O presidente do Supremo Tribunal Federal (STF), ministro Edson Fachin, afirmou nesta segunda-feira (23/3) que o Judiciário deve ser um dos “protagonistas” do combate feito pelo Estado contra o crime organizado, exercendo um papel ao lado dos demais Poderes e participando da avaliação das políticas de segurança pública do país.
“O Estado precisa agir, o Estado precisa reagir, e o Poder Judiciário deve ser um dos protagonistas desta ação”, afirmou o magistrado. Segundo Fachin, a Justiça não ocupa uma “posição periférica” neste assunto.
Para Fachin, o crime organizado vem se tornando uma ameaça ao próprio Estado de Direito Democrático. “Ele corrói as instituições, captura mercados lícitos, financia a violência, instrumentaliza o sistema financeiro para a lavagem de seus produtos e, no limite, disputa com o Estado o monopólio do uso da força em territórios que, abandonados pelo Poder Público, tornaram-se vulneráveis”.
Um dos objetivos da gestão do magistrado à frente do Conselho Nacional de Justiça (CNJ) é a criação de uma Rede Nacional de Magistrados com Competência Especializada em Organizações Criminosas.
A iniciativa foi anunciada na abertura de um encontro nacional sobre os desafios do Judiciário diante do crime organizado, e será discutida durante o evento para aprovação posterior.
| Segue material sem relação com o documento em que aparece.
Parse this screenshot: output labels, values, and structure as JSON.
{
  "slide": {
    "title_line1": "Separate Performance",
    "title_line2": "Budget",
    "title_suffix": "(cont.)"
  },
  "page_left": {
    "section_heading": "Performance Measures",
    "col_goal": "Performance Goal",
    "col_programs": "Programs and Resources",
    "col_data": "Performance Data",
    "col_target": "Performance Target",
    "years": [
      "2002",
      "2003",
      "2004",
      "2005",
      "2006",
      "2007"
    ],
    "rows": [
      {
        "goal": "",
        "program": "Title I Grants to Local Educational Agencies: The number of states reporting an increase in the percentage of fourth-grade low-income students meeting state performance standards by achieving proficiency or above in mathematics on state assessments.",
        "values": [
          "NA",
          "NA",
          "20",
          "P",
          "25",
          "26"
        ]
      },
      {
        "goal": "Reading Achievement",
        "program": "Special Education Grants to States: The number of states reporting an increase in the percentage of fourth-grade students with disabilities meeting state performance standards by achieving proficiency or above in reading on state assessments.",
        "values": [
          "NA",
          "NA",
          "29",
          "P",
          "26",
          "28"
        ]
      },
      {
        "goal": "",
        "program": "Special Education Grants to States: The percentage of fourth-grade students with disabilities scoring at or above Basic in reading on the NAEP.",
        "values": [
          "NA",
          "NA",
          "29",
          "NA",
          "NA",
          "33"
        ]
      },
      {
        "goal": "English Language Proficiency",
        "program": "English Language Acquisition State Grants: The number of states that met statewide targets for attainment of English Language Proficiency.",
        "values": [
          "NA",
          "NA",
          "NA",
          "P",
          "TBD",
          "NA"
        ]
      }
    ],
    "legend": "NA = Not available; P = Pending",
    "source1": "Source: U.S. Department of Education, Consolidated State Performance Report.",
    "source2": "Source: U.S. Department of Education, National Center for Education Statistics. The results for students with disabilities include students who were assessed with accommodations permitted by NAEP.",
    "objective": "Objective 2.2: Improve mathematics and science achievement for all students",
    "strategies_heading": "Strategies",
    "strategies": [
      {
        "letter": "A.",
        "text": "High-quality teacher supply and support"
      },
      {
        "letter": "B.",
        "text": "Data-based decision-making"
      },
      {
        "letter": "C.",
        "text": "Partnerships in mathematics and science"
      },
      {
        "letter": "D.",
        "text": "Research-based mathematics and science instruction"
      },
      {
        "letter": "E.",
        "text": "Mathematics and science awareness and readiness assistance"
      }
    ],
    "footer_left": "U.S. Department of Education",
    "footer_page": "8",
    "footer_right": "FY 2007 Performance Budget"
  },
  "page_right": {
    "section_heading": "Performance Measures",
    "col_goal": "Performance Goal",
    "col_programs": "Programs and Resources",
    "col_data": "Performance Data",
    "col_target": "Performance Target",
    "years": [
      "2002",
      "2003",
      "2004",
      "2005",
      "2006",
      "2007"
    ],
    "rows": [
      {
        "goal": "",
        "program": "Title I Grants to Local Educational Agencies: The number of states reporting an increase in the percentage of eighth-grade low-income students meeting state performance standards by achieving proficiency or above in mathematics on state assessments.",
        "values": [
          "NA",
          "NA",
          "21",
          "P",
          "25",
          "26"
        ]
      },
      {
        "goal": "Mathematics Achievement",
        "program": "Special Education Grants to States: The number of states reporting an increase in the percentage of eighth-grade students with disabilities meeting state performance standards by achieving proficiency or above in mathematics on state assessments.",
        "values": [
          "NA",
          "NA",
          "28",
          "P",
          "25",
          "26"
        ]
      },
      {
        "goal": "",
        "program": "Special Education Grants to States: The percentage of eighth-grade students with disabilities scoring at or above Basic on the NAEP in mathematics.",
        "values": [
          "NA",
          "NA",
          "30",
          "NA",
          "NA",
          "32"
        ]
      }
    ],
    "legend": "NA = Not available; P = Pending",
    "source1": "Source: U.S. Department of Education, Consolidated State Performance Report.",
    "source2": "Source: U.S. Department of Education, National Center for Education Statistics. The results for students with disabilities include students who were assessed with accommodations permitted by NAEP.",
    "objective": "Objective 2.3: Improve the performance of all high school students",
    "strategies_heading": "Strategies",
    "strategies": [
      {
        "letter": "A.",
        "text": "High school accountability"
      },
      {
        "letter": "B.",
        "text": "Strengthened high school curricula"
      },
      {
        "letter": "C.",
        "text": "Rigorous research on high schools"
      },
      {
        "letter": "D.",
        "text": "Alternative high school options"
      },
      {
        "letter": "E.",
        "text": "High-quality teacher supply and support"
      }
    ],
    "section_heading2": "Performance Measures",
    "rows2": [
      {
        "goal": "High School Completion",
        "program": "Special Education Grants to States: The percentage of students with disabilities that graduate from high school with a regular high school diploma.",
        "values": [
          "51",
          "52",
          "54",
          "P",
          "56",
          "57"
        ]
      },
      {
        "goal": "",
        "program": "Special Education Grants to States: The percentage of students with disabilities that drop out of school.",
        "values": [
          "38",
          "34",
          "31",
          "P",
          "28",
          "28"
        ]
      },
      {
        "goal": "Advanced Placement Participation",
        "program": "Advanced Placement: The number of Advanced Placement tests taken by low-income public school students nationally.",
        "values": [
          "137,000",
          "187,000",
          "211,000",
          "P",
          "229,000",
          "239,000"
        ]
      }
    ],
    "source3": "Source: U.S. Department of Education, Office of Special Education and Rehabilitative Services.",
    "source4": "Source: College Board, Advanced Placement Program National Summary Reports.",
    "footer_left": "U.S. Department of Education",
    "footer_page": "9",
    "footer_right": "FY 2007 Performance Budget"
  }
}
Para Fachin, trata-se de “uma das mais relevantes inovações institucionais” do Judiciário para enfrentar o crime organizado.
A rede, conforme explicou, poderá contribuir com a troca de informações e experiências para aperfeiçoar a abordagem da Justiça em relação a processos envolvendo facções criminosas, por exemplo, com a criação de padrões comuns.
Conforme Fachin, há uma dificuldade devido à “heterogeneidade e fragmentação” dos modelos de especialização adotados pelos tribunais brasileiros. “Há varas únicas especializadas, juízos colegiados e, em parcela significativa do território nacional, a completa ausência de qualquer forma de especialização”, afirmou.
Em outra frente, o ministro também anunciou que vai tratar com o presidente do Banco Central (BC), Gabriel Galípolo, sobre a questão da lavagem de dinheiro pelo crime organizado.
O painel nacional do crime organizado, desenvolvido pelo CNJ, apontou que, até o final de 2025, havia 12.448 ações penais de organização criminosa pendentes. O número de novas ações em 2025 (3.027) superou as arquivadas (1.661) e em cinco anos o número de novas ações penais envolvendo organizações criminosas aumentou 160%: de 2.607 em 2020 para 6.761 em 2025.
“Não há resposta simples a essa equação”, afirmou Fachin. “Caminhos possíveis passam pela maior utilização das novas técnicas de persecução focada nas provas digitais, pelo desmembramento criterioso de procedimentos, pelo fortalecimento da investigação patrimonial paralela, e pela especialização de magistrados e servidores que lidam com esses casos”.
O presidente do STF e do CNJ disse que a função da Justiça é, por si só, elo indispensável da cadeia de persecução penal. Sem um Judiciário eficiente, a investigação não se completa, a condenação não se sustenta, e a recuperação de ativos não se consolida.